Précieuse alliée, la mobilité des images autorise des évocations légères et des changements évolutifs d’une efficacité incontestable. L’apparition de la madone en cours de réalisation, marquise Attavanti dans l'extase de la prière, ou l’étourdissant mouvement des colonnes sont les atouts d'une extrapolation symbolique : par exemple, à l’instant T du complot amoureux du baron, qui du plasticien fait un appât pour atteindre l’objet de sa convoitise, elles explosent en mille briques. Pendant Vissi d’arte, alors qu’on vient de voir les mains broyées de Mario – on le fait souffrir par l’instrument qu’emprunte son inspiration artistique pour s’exprimer –, le tableau sacré se craquelle, ce qui revient à dire de la dictature policière qu’elle anéantit l’art et la piété/pitié (ces mots ont même origine). Le rideau de l’Acte III se lève sur un cimetière gothique dans la nuit bleutée. Les anges gardiens avaient ouvert cette voie vers le royaume des morts. Après la pastorale, une aube nuageuse éclaire les dômes romains, a contrario des sempiternels cieux purs. Pour la fin du duo, l’oscillation vertigineuse de la terrasse projetée et de son reflet, répulsif et fascinant, indique à elle seule la folie d’avoir cru au marché de dupe proposé par Scarpia : si tant est qu’il existait vendredi un innocent dans la salle à ne pas connaître Tosca, gageons qu’il eût d’emblée compris le dénouement fatal. La dernière séquence (comme l’on dirait au cinéma) fait avancer une colonnade vers le public, de front, à vitesse cordiale, laissant sur son bas-côté un visage de supplicié, en superposition à l’embryon d’architecture animée. Plutôt que de se mouvoir dans les lieux, les personnages sont transportés par ceux-ci, implacables. En toute logique, Floria rejoint les fragments éclatés du final du I pour se précipiter dans le néant, avanti a Dio.

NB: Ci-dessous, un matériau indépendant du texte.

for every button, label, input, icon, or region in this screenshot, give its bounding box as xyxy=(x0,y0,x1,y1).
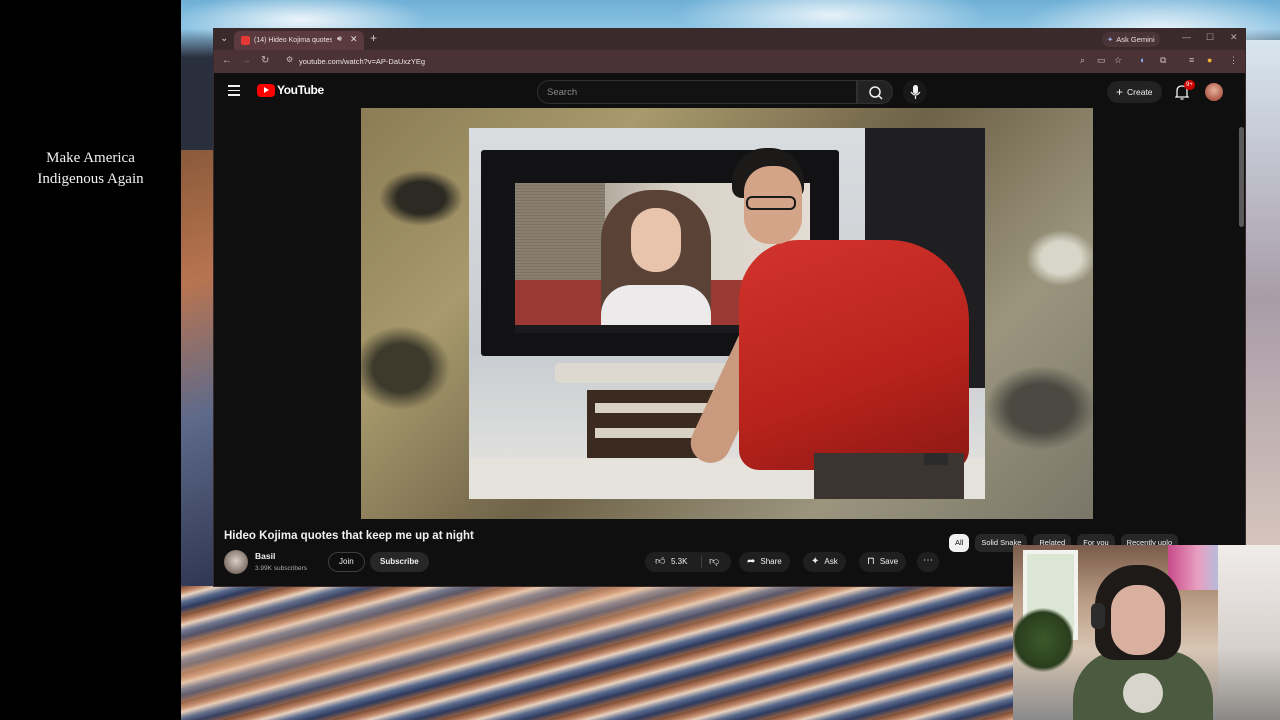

La scénographie n’y suffirait pas : encore faut-il saluer la direction d’acteur et ses inventions. Ces mains brisées, on les retrouve lorsque le peintre achète du papier et un crayon : ce n’est pas pour écrire mais tenter de dessiner, oser braver ainsi la barbarie. Bien vu, également le jeu de chats et de souris exercé par le baron et Spoleta sur Mario puis sur Floria, en tournant physiquement autour de chacun, à le frôler. Une réserve, cependant : le crucifix-poignard, interprétable comme la punition divine s’abattant sur le faux-dévot cynique et cruel, induit, bien qu’assez ingénieux dans l’idée, une manipulation franchement disgracieuse qui, d’une certaine manière, renoue avec le sordide presque risible de ce théâtre-là (Sardou) auquel échappe l’ensemble du spectacle.

Dans des costumes fidèles à la datation de l’argument, dessinés par Giovanna Fiorentini, les protagonistes sont investis par une distribution plutôt heureuse. La saine stature vocale d’Andreï Zemskov sert un Geôlier robuste. La jeune Déborah Salazar assume sans faillir la brève partie du Pâtre. Julien Belle livre un Sacristain sans caricature et bien chantant. Tour à tour mordant et lyrique, le Scarpia de Michele Govi use autant de miel que de fiel grâce à la souplesse de l’inflexion qui le rend dangereux. On découvre avec grand intérêt Jean-Fernand Setti, basse noble et de généreuse projection qui s’amende somptueusement du rôle d’Angelotti, fort émouvant. Souvent applaudi dans le répertoire français, Florian Laconi retrouve ce soir sa ville natale et, avec Puccini, ses origines italiennes [lire nos chroniques de Carmen, Le roi d’Ys, Faust, Les contes d’Hoffmann, Turandot et La rondine]. On le constatait au printemps dernier, sa voix a révélé une dimension nouvelle avec Hérodiade de Massenet, désormais plus étoffée [lire notre chronique du 25 mars 2018]. En ce soir de première, il arrive que son Mario, de fort belle facture, plafonne parfois, péchant souvent par imprudence. Toutefois, mieux que bien tenu E lucevan’ le stelle ne permet pas d’émettre le moindre doute quant à la légitimité de l’artiste dans ce rôle. Peut-être le style demande-t-il à se cultiver encore, mais avec un tel matériau à disposition, de belles années commencent pour le ténor. Enfin, Francesca Tiburzi est Tosca, voix d’airain au grand souffle qui font oublier une incarnation assez maladroite.